Object-oriented development methods can be considered as structured programming techniques to help us out of the software crisis , see [4]. The essence of the software crisis is that building efficient, reliable, maintainable and understandable software systems is a very labor intensive and hence expensive job. But is there really a software crisis in the world of scientific computing? There are many examples of general-purpose and user-friendly mathematical software for performing numerical and symbolic computations interactively. Furthermore, various PACKages (such as HOMPACK) are commonly available, dedicated to one specific problem area, implementing one particular class of algorithms.
The following paragraph is a literal quotation from the announcement of OONSCI'96 (the Fourth Annual Object-Oriented Numerics Conference):
Scientific application software continues to grow in complexity due to increasing functionality, evolution of codes, the use of parallelism, and other factors. As a result, more and more time is spent writing and maintaining computer code, and less time is spent on the application itself. Object technology offers a way to break this cycle. Structuring applications as assemblages of software objects, rather than as monolithic programs, may pave the way for more efficient and complex applications by making software reusable, distributable, and modular.
During the last years, the algorithms needed in homotopy continuation have grown in complexity, because concepts from different and not directly related fields of computational mathematics are used. Polyhedral homotopy methods combine path following methods, from numerical analysis, and algorithms to construct convex hulls, from discrete and computational geometry. CONSOL and HOMPACK mainly focus on the continuation methods, rather than on the algebraic nature of the problem.

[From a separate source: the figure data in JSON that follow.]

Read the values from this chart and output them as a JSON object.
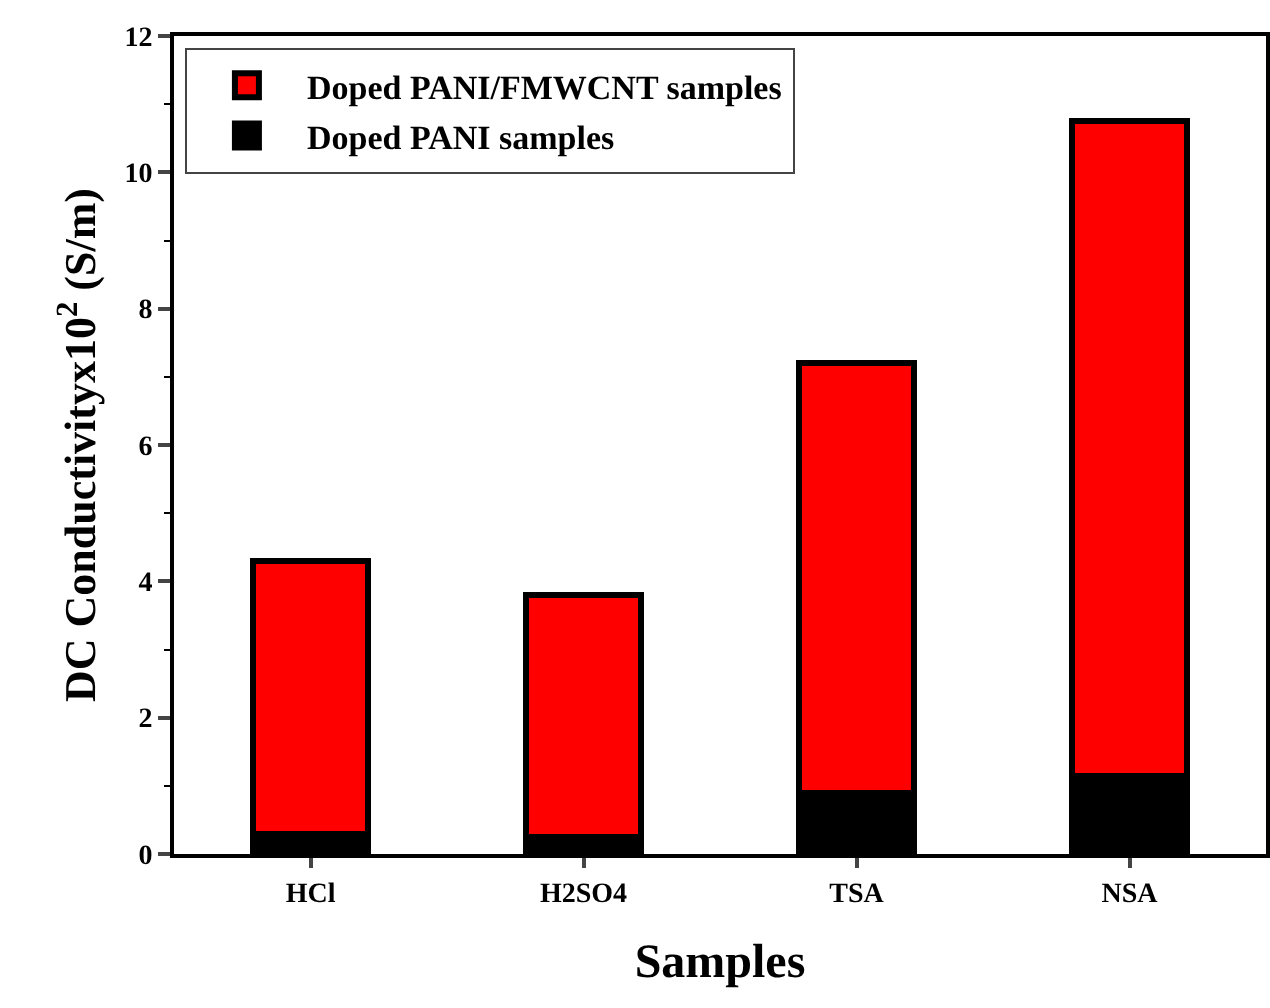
{
  "chart_data": {
    "type": "bar",
    "stacked": true,
    "xlabel": "Samples",
    "ylabel": "DC Conductivityx10$^{2}$ (S/m)",
    "categories": [
      "HCl",
      "H2SO4",
      "TSA",
      "NSA"
    ],
    "series": [
      {
        "name": "Doped PANI samples",
        "color": "#000000",
        "values": [
          0.3,
          0.25,
          0.9,
          1.15
        ]
      },
      {
        "name": "Doped PANI/FMWCNT samples",
        "color": "#ff0000",
        "values": [
          4.0,
          3.55,
          6.3,
          9.6
        ]
      }
    ],
    "ylim": [
      0,
      12
    ],
    "yticks": [
      0,
      2,
      4,
      6,
      8,
      10,
      12
    ],
    "grid": false,
    "legend": "top left"
  }
}
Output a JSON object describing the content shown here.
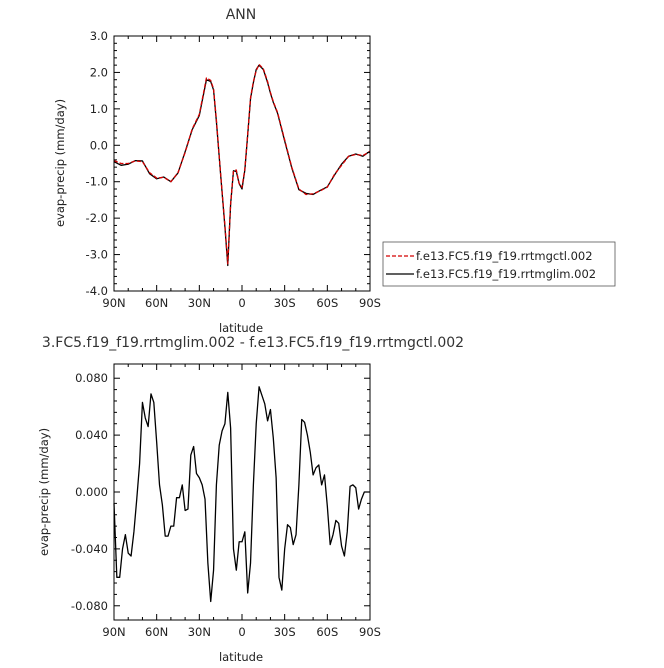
{
  "chart_data": [
    {
      "type": "line",
      "title": "ANN",
      "xlabel": "latitude",
      "ylabel": "evap-precip (mm/day)",
      "xlim": [
        90,
        -90
      ],
      "ylim": [
        -4.0,
        3.0
      ],
      "x_ticks": [
        "90N",
        "60N",
        "30N",
        "0",
        "30S",
        "60S",
        "90S"
      ],
      "y_ticks": [
        "3.0",
        "2.0",
        "1.0",
        "0.0",
        "-1.0",
        "-2.0",
        "-3.0",
        "-4.0"
      ],
      "legend_position": "right",
      "colors": {
        "ctl": "#d40000",
        "lim": "#000000"
      },
      "series": [
        {
          "name": "f.e13.FC5.f19_f19.rrtmgctl.002",
          "style": "dashed",
          "color": "#d40000",
          "x": [
            90,
            85,
            80,
            75,
            70,
            65,
            60,
            55,
            50,
            45,
            40,
            35,
            30,
            25,
            22,
            20,
            18,
            15,
            12,
            10,
            8,
            6,
            4,
            2,
            0,
            -2,
            -4,
            -6,
            -8,
            -10,
            -12,
            -15,
            -18,
            -20,
            -22,
            -25,
            -30,
            -35,
            -40,
            -45,
            -50,
            -55,
            -60,
            -65,
            -70,
            -75,
            -80,
            -85,
            -90
          ],
          "y": [
            -0.42,
            -0.5,
            -0.5,
            -0.43,
            -0.45,
            -0.75,
            -0.9,
            -0.88,
            -1.0,
            -0.75,
            -0.2,
            0.45,
            0.85,
            1.85,
            1.78,
            1.55,
            0.7,
            -0.8,
            -2.2,
            -3.25,
            -1.6,
            -0.7,
            -0.68,
            -1.05,
            -1.15,
            -0.65,
            0.3,
            1.3,
            1.75,
            2.05,
            2.22,
            2.1,
            1.75,
            1.45,
            1.2,
            0.9,
            0.15,
            -0.6,
            -1.2,
            -1.35,
            -1.33,
            -1.25,
            -1.15,
            -0.8,
            -0.55,
            -0.3,
            -0.25,
            -0.28,
            -0.17
          ]
        },
        {
          "name": "f.e13.FC5.f19_f19.rrtmglim.002",
          "style": "solid",
          "color": "#000000",
          "x": [
            90,
            85,
            80,
            75,
            70,
            65,
            60,
            55,
            50,
            45,
            40,
            35,
            30,
            25,
            22,
            20,
            18,
            15,
            12,
            10,
            8,
            6,
            4,
            2,
            0,
            -2,
            -4,
            -6,
            -8,
            -10,
            -12,
            -15,
            -18,
            -20,
            -22,
            -25,
            -30,
            -35,
            -40,
            -45,
            -50,
            -55,
            -60,
            -65,
            -70,
            -75,
            -80,
            -85,
            -90
          ],
          "y": [
            -0.45,
            -0.55,
            -0.52,
            -0.42,
            -0.43,
            -0.78,
            -0.92,
            -0.87,
            -1.0,
            -0.76,
            -0.18,
            0.43,
            0.82,
            1.8,
            1.75,
            1.52,
            0.65,
            -0.82,
            -2.25,
            -3.3,
            -1.62,
            -0.7,
            -0.72,
            -1.05,
            -1.2,
            -0.68,
            0.28,
            1.28,
            1.72,
            2.08,
            2.2,
            2.08,
            1.72,
            1.43,
            1.18,
            0.88,
            0.12,
            -0.62,
            -1.22,
            -1.32,
            -1.35,
            -1.24,
            -1.14,
            -0.82,
            -0.52,
            -0.3,
            -0.24,
            -0.3,
            -0.16
          ]
        }
      ]
    },
    {
      "type": "line",
      "title": "3.FC5.f19_f19.rrtmglim.002 - f.e13.FC5.f19_f19.rrtmgctl.002",
      "xlabel": "latitude",
      "ylabel": "evap-precip (mm/day)",
      "xlim": [
        90,
        -90
      ],
      "ylim": [
        -0.09,
        0.09
      ],
      "x_ticks": [
        "90N",
        "60N",
        "30N",
        "0",
        "30S",
        "60S",
        "90S"
      ],
      "y_ticks": [
        "0.080",
        "0.040",
        "0.000",
        "-0.040",
        "-0.080"
      ],
      "series": [
        {
          "color": "#000000",
          "x": [
            90,
            88,
            86,
            84,
            82,
            80,
            78,
            76,
            74,
            72,
            70,
            68,
            66,
            64,
            62,
            60,
            58,
            56,
            54,
            52,
            50,
            48,
            46,
            44,
            42,
            40,
            38,
            36,
            34,
            32,
            30,
            28,
            26,
            24,
            22,
            20,
            18,
            16,
            14,
            12,
            10,
            8,
            6,
            4,
            2,
            0,
            -2,
            -4,
            -6,
            -8,
            -10,
            -12,
            -14,
            -16,
            -18,
            -20,
            -22,
            -24,
            -26,
            -28,
            -30,
            -32,
            -34,
            -36,
            -38,
            -40,
            -42,
            -44,
            -46,
            -48,
            -50,
            -52,
            -54,
            -56,
            -58,
            -60,
            -62,
            -64,
            -66,
            -68,
            -70,
            -72,
            -74,
            -76,
            -78,
            -80,
            -82,
            -84,
            -86,
            -88,
            -90
          ],
          "y": [
            -0.008,
            -0.06,
            -0.06,
            -0.04,
            -0.03,
            -0.043,
            -0.045,
            -0.028,
            -0.005,
            0.02,
            0.063,
            0.052,
            0.046,
            0.069,
            0.063,
            0.035,
            0.005,
            -0.009,
            -0.031,
            -0.031,
            -0.024,
            -0.024,
            -0.004,
            -0.004,
            0.005,
            -0.013,
            -0.012,
            0.026,
            0.032,
            0.013,
            0.01,
            0.005,
            -0.005,
            -0.05,
            -0.077,
            -0.055,
            0.005,
            0.033,
            0.043,
            0.048,
            0.07,
            0.045,
            -0.04,
            -0.055,
            -0.035,
            -0.035,
            -0.028,
            -0.071,
            -0.05,
            0.005,
            0.048,
            0.074,
            0.068,
            0.062,
            0.05,
            0.058,
            0.038,
            0.01,
            -0.06,
            -0.069,
            -0.04,
            -0.023,
            -0.025,
            -0.037,
            -0.03,
            0.005,
            0.051,
            0.049,
            0.04,
            0.028,
            0.012,
            0.017,
            0.019,
            0.005,
            0.012,
            -0.01,
            -0.037,
            -0.03,
            -0.02,
            -0.022,
            -0.038,
            -0.045,
            -0.028,
            0.004,
            0.005,
            0.003,
            -0.012,
            -0.005,
            0.0,
            0.0,
            0.0
          ]
        }
      ]
    }
  ]
}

The homotopy used in those packages is not clearly separated from the path following algorithms.
Of course, structured programming can be done in languages such as FORTRAN77 and even in C, but why not use a language which supports and even enforces modular programming? The concept of a `package' is a fundamental construction in Ada, see [3] and [4]. The quality of any program is largely characterized by its design. But usually, the structure of a program grows incrementally, with modifications depending on the change of demands made by the user. In the design of scientific software, this means that programs have to be able to incorporate the growing understanding of the mathematical structure of the problem. We experienced that the package mechanism of Ada is very helpful in guiding the transition between the different stages of designing a reliable software system.
Recently, the language has gone through a revision process to be the first standardized full object-oriented programming language, already implemented by the gnu-ada compiler, see [5].